Question 1178502
Here's how to solve this problem step-by-step:

**1. Understand the Problem**

* We are dealing with a hypothesis test about the variance of a normal population.
* The null hypothesis (H0) is that the population variance (σ²) is 1.04 × 10⁻³.
* The firm rejects the shipment if the sample variance (s²) exceeds 1.15 × 10⁻³.
* We need to find the probability of rejecting H0 when it is actually true (Type I error).

**2. Use the Chi-Square Distribution**

* The chi-square distribution is used to test hypotheses about variances.
* The test statistic is: χ² = (n - 1) * s² / σ²
    * where:
        * n is the sample size (16)
        * s² is the sample variance (1.15 × 10⁻³)
        * σ² is the population variance (1.04 × 10⁻³)

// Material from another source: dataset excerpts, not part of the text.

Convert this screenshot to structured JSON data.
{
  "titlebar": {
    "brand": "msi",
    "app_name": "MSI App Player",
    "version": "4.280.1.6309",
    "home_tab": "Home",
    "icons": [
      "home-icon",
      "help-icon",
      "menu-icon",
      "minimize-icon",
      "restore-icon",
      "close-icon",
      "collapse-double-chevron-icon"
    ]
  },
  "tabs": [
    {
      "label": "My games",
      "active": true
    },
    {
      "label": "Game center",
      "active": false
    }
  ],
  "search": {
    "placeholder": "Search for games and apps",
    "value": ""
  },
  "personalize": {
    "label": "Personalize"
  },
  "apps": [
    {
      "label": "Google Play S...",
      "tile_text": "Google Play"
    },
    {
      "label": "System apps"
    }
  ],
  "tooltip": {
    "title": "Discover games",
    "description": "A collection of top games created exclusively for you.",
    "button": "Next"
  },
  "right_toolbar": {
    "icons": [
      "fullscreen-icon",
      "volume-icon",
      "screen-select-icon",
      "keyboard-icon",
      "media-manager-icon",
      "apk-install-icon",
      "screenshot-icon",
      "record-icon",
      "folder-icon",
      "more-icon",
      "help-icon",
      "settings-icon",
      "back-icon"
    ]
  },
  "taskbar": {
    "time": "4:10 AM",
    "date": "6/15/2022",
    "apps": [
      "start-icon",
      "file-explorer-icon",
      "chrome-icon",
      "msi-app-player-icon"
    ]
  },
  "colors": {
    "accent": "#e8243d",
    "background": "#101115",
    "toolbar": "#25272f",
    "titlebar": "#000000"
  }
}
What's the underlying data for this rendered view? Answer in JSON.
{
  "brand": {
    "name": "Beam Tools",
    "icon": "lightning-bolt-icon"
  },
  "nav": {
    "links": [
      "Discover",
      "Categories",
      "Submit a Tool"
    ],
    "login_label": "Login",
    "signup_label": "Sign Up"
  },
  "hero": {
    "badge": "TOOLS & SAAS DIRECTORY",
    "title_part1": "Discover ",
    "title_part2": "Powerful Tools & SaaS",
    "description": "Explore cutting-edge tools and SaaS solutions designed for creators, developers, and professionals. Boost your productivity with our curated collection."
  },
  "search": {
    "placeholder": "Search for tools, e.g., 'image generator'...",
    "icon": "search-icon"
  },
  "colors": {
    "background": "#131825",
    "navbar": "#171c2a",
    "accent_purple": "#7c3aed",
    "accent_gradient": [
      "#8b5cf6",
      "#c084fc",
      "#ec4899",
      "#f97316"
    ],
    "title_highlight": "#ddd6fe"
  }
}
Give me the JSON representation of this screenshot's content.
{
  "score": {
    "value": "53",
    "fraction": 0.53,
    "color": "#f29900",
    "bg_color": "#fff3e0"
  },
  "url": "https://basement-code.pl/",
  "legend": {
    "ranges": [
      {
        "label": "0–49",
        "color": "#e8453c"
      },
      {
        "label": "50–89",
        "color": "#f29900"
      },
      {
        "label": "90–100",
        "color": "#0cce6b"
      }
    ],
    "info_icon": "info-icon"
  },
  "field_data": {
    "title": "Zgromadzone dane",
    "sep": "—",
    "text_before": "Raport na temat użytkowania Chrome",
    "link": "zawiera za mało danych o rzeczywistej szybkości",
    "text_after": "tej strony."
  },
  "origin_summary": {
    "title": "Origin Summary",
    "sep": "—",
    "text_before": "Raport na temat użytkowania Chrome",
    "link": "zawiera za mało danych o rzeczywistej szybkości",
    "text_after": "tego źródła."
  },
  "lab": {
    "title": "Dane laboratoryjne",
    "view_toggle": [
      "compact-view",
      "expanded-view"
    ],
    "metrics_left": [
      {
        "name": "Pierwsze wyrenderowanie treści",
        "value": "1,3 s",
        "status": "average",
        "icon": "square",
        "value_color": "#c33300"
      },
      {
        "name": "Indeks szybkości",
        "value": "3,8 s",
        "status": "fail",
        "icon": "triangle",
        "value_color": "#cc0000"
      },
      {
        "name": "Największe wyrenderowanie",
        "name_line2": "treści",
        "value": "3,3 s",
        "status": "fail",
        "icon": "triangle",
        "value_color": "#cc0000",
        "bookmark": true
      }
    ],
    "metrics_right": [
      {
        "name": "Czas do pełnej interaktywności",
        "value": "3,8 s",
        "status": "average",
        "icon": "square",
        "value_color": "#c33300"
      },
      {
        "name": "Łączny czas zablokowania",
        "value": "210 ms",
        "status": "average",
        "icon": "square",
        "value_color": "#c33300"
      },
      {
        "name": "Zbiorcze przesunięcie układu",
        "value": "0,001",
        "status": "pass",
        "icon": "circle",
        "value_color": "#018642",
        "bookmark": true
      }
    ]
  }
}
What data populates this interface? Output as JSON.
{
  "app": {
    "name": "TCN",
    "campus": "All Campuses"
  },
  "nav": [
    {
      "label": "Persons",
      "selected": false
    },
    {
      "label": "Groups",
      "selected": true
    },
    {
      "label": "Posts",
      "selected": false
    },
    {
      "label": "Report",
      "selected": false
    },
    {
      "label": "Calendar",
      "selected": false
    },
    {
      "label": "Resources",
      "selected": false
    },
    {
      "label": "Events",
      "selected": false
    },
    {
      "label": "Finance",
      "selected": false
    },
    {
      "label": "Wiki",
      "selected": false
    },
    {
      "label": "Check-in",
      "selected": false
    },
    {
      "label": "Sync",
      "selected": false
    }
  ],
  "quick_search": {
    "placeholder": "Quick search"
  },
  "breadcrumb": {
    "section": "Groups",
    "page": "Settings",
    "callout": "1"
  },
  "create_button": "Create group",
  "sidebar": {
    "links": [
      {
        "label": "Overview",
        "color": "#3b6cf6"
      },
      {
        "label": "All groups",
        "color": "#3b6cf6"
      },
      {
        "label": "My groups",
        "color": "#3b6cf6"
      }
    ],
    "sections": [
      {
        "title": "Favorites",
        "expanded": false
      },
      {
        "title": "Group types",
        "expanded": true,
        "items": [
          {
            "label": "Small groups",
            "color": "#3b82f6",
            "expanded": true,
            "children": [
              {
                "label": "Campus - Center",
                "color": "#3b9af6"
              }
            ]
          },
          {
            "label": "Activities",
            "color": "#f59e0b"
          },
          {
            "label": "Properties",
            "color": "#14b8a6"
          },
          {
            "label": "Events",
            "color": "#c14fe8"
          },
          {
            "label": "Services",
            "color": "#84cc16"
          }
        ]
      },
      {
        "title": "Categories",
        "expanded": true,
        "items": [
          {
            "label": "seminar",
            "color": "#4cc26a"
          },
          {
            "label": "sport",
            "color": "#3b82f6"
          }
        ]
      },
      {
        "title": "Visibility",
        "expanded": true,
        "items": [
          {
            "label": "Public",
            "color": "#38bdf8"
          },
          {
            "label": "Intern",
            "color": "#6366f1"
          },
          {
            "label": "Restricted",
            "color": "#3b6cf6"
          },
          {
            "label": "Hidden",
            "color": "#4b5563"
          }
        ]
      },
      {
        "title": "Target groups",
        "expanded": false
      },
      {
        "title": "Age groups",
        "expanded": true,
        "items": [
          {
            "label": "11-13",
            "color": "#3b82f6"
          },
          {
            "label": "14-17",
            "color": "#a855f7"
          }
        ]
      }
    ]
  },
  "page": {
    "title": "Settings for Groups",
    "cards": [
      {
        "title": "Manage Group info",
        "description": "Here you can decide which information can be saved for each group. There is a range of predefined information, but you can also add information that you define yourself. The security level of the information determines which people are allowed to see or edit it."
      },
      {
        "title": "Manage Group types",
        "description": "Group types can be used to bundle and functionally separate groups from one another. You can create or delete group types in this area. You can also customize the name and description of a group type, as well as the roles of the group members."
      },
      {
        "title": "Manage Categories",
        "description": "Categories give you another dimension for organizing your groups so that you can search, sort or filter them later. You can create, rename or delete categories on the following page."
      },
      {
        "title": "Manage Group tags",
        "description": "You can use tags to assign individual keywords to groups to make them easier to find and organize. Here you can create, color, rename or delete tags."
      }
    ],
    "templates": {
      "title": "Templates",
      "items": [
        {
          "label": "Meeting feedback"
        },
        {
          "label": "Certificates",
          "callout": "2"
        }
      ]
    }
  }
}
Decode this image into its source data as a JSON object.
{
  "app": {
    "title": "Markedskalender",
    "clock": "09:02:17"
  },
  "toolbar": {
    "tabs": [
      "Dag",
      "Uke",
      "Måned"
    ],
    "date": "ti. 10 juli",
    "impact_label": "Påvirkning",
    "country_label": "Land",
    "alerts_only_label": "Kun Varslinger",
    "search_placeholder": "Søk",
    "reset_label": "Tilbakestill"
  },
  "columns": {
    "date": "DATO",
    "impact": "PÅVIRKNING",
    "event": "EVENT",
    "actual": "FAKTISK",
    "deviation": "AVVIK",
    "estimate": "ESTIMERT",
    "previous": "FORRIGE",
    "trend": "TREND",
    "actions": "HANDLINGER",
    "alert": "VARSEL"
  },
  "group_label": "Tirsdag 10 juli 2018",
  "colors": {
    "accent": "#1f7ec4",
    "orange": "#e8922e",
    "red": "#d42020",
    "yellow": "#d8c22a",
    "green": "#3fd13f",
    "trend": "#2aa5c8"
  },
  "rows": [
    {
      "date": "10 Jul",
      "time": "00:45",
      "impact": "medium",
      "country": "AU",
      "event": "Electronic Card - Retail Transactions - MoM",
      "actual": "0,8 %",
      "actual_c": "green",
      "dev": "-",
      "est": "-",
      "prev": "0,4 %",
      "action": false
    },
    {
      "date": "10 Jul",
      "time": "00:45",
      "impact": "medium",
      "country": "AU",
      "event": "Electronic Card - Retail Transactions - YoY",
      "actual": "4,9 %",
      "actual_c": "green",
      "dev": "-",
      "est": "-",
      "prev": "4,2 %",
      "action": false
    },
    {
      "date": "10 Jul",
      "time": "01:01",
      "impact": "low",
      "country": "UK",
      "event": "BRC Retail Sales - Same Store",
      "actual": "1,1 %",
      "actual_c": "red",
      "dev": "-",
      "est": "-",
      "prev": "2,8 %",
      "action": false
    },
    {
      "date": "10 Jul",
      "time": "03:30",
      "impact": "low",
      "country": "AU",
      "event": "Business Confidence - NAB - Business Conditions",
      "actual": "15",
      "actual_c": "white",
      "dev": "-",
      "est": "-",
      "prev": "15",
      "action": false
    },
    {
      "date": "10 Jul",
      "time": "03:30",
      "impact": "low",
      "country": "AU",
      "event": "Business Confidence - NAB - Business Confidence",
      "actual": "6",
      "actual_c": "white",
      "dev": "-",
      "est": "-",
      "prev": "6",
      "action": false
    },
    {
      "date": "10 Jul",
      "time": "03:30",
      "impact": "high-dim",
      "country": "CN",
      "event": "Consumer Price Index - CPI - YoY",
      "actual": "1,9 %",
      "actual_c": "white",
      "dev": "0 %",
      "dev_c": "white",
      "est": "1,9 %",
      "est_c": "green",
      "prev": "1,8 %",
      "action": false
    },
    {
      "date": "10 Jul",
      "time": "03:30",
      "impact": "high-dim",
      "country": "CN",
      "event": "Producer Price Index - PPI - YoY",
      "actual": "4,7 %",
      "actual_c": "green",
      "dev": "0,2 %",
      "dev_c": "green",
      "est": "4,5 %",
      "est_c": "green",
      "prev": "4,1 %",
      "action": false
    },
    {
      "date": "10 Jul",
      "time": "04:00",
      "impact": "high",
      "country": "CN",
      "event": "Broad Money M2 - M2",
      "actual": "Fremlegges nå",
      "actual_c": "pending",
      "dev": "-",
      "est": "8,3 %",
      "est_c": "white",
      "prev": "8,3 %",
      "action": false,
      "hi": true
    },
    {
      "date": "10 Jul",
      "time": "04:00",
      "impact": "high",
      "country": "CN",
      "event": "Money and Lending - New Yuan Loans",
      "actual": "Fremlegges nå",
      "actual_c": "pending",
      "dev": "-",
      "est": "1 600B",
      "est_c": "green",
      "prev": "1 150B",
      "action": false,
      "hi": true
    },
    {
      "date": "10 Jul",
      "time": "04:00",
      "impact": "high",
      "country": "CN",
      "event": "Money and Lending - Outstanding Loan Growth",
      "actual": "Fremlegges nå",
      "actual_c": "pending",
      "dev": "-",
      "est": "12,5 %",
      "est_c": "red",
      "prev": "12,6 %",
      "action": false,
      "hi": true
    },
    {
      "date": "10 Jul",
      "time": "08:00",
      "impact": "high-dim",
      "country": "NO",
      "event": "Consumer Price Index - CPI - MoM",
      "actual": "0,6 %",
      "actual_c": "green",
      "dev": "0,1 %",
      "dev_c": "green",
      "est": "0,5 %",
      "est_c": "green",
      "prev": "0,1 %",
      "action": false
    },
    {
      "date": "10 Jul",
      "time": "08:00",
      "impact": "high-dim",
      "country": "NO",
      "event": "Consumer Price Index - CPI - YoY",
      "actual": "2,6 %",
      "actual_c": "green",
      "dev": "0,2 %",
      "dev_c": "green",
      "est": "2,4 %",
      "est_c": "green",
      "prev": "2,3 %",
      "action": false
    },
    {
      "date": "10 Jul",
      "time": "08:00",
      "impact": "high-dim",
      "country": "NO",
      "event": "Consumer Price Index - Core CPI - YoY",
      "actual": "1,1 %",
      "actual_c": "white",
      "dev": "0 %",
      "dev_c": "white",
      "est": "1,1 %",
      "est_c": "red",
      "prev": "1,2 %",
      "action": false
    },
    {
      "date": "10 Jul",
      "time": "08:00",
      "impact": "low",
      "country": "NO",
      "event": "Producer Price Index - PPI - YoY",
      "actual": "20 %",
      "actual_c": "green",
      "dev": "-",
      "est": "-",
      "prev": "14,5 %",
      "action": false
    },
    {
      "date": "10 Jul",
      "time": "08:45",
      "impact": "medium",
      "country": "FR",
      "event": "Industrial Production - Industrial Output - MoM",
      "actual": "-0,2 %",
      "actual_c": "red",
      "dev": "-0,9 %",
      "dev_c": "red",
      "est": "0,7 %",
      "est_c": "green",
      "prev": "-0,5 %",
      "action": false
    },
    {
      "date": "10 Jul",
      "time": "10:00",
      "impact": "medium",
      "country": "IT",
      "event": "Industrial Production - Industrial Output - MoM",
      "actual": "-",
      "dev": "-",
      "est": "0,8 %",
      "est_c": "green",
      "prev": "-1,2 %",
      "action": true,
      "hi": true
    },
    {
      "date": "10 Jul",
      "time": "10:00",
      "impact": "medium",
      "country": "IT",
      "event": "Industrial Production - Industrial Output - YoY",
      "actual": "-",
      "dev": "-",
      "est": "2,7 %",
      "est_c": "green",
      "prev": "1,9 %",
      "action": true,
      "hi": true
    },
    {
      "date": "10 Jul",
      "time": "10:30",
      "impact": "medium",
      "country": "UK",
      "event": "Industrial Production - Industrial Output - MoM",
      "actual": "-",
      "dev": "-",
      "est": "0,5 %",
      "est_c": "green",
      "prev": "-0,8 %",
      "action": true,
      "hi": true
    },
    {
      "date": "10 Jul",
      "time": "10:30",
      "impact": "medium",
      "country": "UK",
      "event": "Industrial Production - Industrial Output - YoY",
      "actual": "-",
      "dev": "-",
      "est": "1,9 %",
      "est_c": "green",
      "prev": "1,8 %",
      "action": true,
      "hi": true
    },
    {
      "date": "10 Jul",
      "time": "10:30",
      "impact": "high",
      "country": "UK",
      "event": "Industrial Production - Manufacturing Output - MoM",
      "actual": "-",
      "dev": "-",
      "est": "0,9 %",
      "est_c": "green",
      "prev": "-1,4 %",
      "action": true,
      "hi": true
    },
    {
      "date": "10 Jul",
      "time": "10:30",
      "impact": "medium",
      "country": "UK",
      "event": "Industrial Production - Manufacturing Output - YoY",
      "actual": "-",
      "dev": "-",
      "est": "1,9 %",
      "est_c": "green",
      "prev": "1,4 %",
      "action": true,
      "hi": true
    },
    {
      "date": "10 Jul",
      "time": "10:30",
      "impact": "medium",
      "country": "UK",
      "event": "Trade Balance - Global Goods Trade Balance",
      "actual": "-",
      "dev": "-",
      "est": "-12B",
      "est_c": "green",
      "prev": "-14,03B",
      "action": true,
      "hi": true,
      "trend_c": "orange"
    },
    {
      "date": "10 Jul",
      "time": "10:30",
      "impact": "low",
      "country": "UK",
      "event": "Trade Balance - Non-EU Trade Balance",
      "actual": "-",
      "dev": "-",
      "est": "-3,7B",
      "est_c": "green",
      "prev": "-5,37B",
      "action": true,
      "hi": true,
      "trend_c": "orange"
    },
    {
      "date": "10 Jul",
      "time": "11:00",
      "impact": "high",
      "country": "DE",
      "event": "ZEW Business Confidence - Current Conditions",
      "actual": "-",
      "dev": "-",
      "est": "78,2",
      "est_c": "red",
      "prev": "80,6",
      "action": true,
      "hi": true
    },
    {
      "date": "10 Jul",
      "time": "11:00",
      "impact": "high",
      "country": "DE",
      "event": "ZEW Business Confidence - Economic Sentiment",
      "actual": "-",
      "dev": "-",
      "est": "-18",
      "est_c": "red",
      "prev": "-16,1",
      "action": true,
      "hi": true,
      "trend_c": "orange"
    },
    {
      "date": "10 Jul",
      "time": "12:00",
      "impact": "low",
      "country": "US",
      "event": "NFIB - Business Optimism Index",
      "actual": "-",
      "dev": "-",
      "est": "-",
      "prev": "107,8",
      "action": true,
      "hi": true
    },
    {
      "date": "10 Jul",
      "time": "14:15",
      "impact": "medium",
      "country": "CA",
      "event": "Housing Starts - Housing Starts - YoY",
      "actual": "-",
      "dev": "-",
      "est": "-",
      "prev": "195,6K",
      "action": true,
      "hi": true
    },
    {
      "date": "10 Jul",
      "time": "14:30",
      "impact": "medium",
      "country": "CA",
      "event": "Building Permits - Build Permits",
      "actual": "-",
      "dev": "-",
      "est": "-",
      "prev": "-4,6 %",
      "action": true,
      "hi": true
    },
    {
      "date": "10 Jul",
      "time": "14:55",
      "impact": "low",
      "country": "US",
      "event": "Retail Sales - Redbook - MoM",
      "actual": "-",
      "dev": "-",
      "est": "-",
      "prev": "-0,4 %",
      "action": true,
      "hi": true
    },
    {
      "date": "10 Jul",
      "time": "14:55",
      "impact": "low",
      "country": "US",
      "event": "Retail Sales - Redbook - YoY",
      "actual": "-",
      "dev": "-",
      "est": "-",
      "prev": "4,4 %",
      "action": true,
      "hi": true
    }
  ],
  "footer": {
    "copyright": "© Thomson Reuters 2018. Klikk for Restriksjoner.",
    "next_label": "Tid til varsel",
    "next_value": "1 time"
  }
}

**3. Calculate the Chi-Square Test Statistic**

* χ² = (16 - 1) * (1.15 × 10⁻³) / (1.04 × 10⁻³)
* χ² = 15 * 1.15 / 1.04
* χ² = 16.6346

**4. Determine the Degrees of Freedom**

* Degrees of freedom (df) = n - 1 = 16 - 1 = 15

**5. Find the Probability**

* We need to find the probability that χ² > 16.6346 with 15 degrees of freedom.
* This is a right-tailed test.
* We can use a chi-square table or a calculator/software to find this probability.

Using a chi-square calculator or software:

* The probability P(χ² > 16.6346) with 15 degrees of freedom is approximately 0.338.

**6. Conclusion**

* The probability that the shipment will be rejected even though the population variance is 1.04 × 10⁻³ is approximately 0.338.

Therefore, there is a 33.8% chance that the firm will reject a good shipment.